No último sábado (15/8), Pablo Marçal protocolou no Tribunal Superior Eleitoral (TSE) o pedido de registro de sua candidatura à Presidência da República. A movimentação, porém, ocorre em meio a uma série de questões jurídicas que ainda podem interferir na participação do empresário na disputa de 2026.
Outro ponto que chamou atenção no registro foi a declaração de patrimônio apresentada pelo candidato. Marçal informou possuir aproximadamente R$ 7,4 bilhões em bens, valor muito superior aos R$ 169,5 milhões declarados por ele durante a disputa pela Prefeitura de São Paulo, em 2024.
A diferença representa um crescimento de aproximadamente 4.276% em dois anos.
De acordo com a declaração apresentada à Justiça Eleitoral, cerca de R$ 6,791 bilhões do patrimônio informado estão concentrados em uma aplicação de renda fixa no Itaú Unibanco.
O restante dos bens inclui participações societárias e imóveis. Entre os valores declarados estão aproximadamente R$ 80 milhões em cotas da Aviation Participações, R$ 19,87 milhões na Marçal Holding e um terreno avaliado em cerca de R$ 490 milhões, localizado em Santana de Parnaíba, na Grande São Paulo.
É importante destacar que a declaração de bens entregue ao TSE é feita pelo próprio candidato e tem finalidade eleitoral. O documento não equivale, por si só, a uma auditoria independente sobre a origem ou a composição do patrimônio informado.
Apesar de ter protocolado a candidatura dentro do prazo, Marçal ainda enfrenta uma questão relacionada à sua situação eleitoral.
O empresário não havia conseguido regularizar sua filiação partidária dentro do prazo estabelecido pela legislação. A defesa alegou que problemas no sistema do PRTB teriam impedido a conclusão do procedimento.
Uma liminar concedida pela Justiça Eleitoral de Santana de Parnaíba reconheceu a filiação de Marçal de forma retroativa a 4 de abril, permitindo que ele apresentasse o pedido de registro.
A situação, entretanto, ainda é provisória.
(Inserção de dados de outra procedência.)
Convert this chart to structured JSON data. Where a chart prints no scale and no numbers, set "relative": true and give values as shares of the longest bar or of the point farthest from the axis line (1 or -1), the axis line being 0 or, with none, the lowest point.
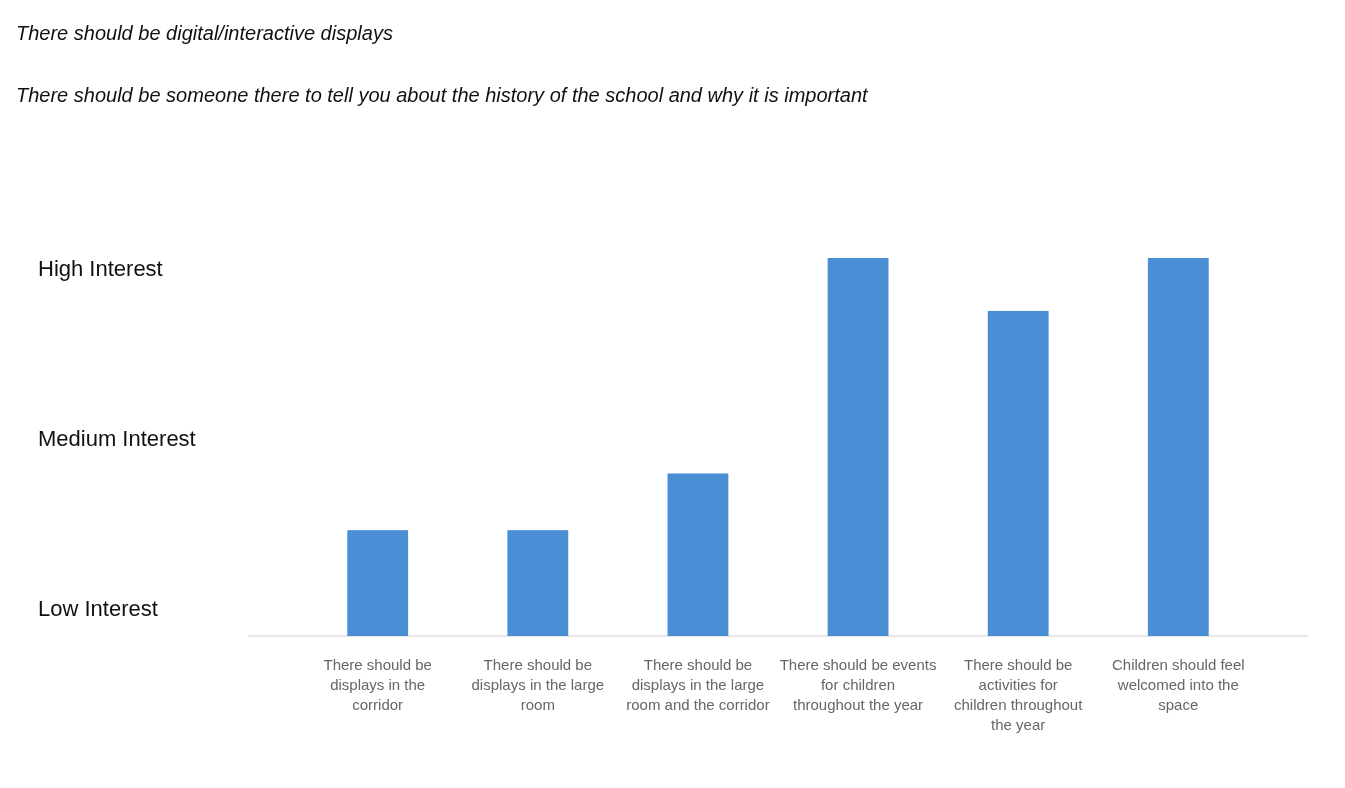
{
  "chart_data": {
    "type": "bar",
    "title": "There should be digital/interactive displays",
    "subtitle": "There should be someone there to tell you about the history of the school and why it is important",
    "categories": [
      "There should be displays in the corridor",
      "There should be displays in the large room",
      "There should be displays in the large room and the corridor",
      "There should be events for children throughout the year",
      "There should be activities for children throughout the year",
      "Children should feel welcomed into the space"
    ],
    "values": [
      0.28,
      0.28,
      0.43,
      1,
      0.86,
      1
    ],
    "color": "#4a8fd6",
    "relative": true,
    "annotations": [
      "Low Interest",
      "Medium Interest",
      "High Interest"
    ]
  }
}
Por isso, a candidatura foi registrada sub judice, expressão utilizada para indicar que o pedido está sob análise judicial e ainda não possui uma decisão definitiva.
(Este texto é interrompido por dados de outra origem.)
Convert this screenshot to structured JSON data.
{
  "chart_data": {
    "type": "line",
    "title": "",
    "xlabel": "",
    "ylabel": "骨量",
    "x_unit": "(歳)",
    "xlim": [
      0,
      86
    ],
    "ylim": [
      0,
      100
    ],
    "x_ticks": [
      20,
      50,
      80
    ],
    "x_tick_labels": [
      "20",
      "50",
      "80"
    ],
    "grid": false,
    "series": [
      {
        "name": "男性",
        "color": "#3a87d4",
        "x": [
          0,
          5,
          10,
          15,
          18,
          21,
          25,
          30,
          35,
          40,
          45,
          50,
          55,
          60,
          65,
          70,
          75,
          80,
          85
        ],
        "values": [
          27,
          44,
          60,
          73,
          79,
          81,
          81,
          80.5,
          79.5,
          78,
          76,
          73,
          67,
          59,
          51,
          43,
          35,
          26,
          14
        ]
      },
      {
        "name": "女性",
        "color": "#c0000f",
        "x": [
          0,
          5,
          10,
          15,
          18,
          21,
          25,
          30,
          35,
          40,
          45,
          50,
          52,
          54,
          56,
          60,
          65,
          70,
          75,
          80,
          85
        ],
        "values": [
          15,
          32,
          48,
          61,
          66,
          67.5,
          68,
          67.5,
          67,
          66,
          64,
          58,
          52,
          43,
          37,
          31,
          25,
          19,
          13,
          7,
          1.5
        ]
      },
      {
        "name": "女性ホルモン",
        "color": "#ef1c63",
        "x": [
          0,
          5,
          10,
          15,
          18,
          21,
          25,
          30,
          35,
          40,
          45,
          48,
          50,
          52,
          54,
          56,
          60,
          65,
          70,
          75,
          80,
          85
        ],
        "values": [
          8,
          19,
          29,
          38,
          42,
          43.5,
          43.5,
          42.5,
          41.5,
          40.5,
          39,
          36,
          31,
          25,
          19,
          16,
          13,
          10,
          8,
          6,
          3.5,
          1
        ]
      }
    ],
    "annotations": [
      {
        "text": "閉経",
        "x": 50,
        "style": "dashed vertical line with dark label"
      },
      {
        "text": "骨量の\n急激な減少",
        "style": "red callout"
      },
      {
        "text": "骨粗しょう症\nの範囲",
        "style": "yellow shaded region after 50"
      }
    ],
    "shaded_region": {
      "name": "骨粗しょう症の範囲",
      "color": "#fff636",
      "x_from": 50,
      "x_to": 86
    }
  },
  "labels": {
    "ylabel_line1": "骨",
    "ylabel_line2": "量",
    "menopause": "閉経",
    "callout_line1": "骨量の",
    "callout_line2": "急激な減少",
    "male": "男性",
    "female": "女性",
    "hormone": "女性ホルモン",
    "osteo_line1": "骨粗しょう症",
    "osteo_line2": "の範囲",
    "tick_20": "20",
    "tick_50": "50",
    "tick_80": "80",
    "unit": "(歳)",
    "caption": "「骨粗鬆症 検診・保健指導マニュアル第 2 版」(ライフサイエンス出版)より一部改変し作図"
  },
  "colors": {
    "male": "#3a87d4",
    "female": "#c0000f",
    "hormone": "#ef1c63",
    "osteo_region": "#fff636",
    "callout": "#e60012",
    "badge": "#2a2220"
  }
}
Além da questão envolvendo a filiação, Marçal enfrenta decisões da Justiça Eleitoral relacionadas às eleições municipais de 2024.
Uma dessas decisões determinou sua inelegibilidade por oito anos, em processo que envolveu acusações de abuso de poder econômico e político, uso indevido dos meios de comunicação e captação ilícita de recursos.
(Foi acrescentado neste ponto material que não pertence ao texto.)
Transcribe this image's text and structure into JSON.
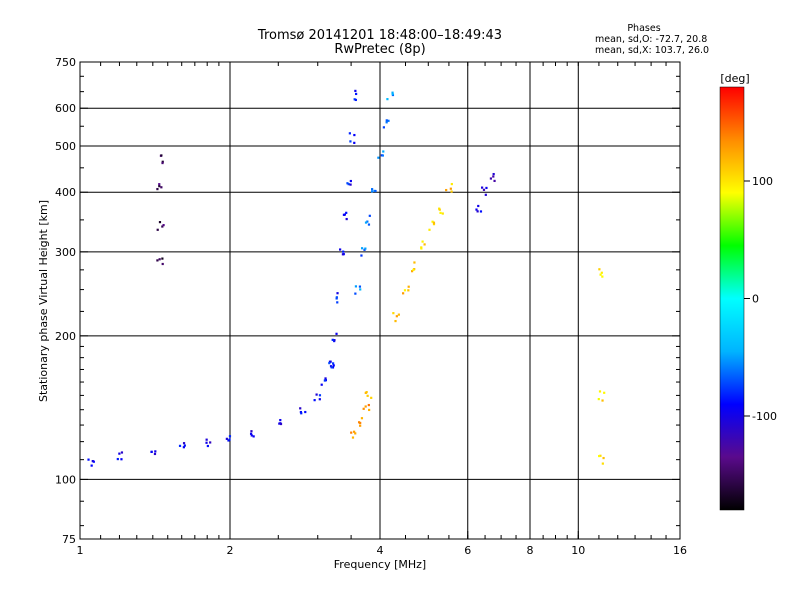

O caso também envolveu a acusação de que o então candidato teria oferecido apoio a candidatos a vereador mediante doações via Pix.
Uma das decisões contra Marçal foi posteriormente revertida pelo Tribunal Regional Eleitoral de São Paulo (TRE-SP). No entanto, outros processos ainda representam obstáculos para a pretensão de disputar a Presidência em 2026.
Agora, caberá à Justiça Eleitoral analisar o pedido de registro e as condições jurídicas do candidato. Até que haja uma decisão definitiva, Marçal permanece com a candidatura registrada, mas sem garantia de que poderá disputar efetivamente a eleição.